In recent years, the city dealt with two major flooding events that required city departments to respond quickly to the needs of its residents. This included responding during the events by implementing preventative measures to mitigate property damage, and after the events to assist with cleanup and damage assessment. Since each event affected several areas of the city, it was difficult to manage and respond to each area efficiently and to see the extent of the damage using traditional methods of data management. By inputting the collected information into the city’s GIS system, each department was able to see the event spatially and get a total perspective of how the flooding was impacting different areas.
The way GIS was used during and after these events varied depending on the department. Examples of the map products produced include road closure maps, standing-water location maps, damage-assessment zone maps, and sandbag placement maps. While each map was designed based on a specific department request, they were ultimately used to assist departments with communicating information to each other.

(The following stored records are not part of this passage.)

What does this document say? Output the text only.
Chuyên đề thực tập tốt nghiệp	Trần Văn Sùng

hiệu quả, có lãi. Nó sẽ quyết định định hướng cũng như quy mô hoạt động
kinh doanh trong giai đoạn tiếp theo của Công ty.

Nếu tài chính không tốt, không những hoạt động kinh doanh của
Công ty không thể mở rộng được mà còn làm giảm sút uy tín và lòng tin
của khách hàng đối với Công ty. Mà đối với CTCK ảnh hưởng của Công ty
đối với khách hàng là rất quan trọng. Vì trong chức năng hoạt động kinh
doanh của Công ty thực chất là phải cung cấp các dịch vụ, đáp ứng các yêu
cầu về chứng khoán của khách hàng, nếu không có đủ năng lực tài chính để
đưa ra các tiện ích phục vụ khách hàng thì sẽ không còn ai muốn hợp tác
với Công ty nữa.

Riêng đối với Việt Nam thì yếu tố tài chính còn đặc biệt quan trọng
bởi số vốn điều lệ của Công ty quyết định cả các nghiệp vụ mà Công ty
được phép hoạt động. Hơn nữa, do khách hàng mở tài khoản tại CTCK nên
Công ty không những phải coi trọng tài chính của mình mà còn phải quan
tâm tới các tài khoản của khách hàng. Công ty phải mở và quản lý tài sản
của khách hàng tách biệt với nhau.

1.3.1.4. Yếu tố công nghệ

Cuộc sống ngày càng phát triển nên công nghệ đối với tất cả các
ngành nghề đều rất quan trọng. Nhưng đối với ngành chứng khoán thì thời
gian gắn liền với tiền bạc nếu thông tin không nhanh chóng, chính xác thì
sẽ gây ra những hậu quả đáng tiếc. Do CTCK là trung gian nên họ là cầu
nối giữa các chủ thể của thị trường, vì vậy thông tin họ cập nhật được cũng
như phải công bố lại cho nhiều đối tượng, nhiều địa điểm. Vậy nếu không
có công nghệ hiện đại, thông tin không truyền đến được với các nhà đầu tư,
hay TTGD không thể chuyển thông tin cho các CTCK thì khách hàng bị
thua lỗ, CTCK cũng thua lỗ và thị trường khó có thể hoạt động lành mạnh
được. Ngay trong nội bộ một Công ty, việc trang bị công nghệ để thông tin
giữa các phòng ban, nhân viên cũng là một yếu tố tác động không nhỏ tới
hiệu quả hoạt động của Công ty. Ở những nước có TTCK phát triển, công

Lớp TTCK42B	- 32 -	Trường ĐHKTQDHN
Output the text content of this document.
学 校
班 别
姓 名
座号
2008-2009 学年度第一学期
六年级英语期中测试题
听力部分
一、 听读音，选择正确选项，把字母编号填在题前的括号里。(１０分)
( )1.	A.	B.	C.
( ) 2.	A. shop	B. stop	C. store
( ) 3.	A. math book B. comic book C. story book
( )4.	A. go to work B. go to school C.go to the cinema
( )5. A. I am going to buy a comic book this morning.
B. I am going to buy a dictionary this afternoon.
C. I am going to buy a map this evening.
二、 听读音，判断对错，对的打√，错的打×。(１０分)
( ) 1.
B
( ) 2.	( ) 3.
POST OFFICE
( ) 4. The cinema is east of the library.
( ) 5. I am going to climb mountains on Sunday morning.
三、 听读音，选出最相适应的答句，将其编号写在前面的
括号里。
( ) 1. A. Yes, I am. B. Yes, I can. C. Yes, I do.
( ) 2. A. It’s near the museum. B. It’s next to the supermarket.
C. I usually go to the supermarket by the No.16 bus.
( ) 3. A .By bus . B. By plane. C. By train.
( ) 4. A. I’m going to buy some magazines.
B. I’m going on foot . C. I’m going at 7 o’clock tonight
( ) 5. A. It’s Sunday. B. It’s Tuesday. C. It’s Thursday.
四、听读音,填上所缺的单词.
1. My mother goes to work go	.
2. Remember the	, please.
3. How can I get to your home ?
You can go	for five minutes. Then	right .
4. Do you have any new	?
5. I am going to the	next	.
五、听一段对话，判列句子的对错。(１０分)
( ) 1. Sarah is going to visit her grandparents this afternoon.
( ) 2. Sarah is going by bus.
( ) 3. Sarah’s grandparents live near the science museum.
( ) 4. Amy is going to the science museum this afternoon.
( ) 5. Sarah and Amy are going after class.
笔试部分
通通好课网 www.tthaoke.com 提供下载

Providing the collected data spatially provided a universal language that allowed all city employees to understand the specific event being displayed and where it was impacting the city. However, maps were not the only products that were produced. Another critical function the GIS system served was to provide address lists to building inspectors, public works field crews, and police department officials to convey information regarding damaged and flooded homes and city properties. Collectively, these products provided the city with critical resources to help manage the mitigation and cleanup of each flood event.
In addition, to paper mapping products and address lists, the city also used GIS to perform “on the spot” data review of contours, city structures, roads, and other infrastructure features. This was performed using ESRI’s ArcMap and ArcReader software, which allowed departments to interactively view and analyze GIS data as needed. Being able to view this information electronically, and add information to the system as needed, allowed city users to quickly access vital data that assisted in activities such as flood stage analysis and sandbag placement determination.
Including GIS as part of the city’s emergency management strategy has allowed the city to react quickly to emergency events by improving inter-department communication and the ability to review the impact of the event by spatially analyzing the extent of the damage that occurred. This capability provides the city with a powerful tool for responding to an emergency in a way that maximizes its ability to help its residents.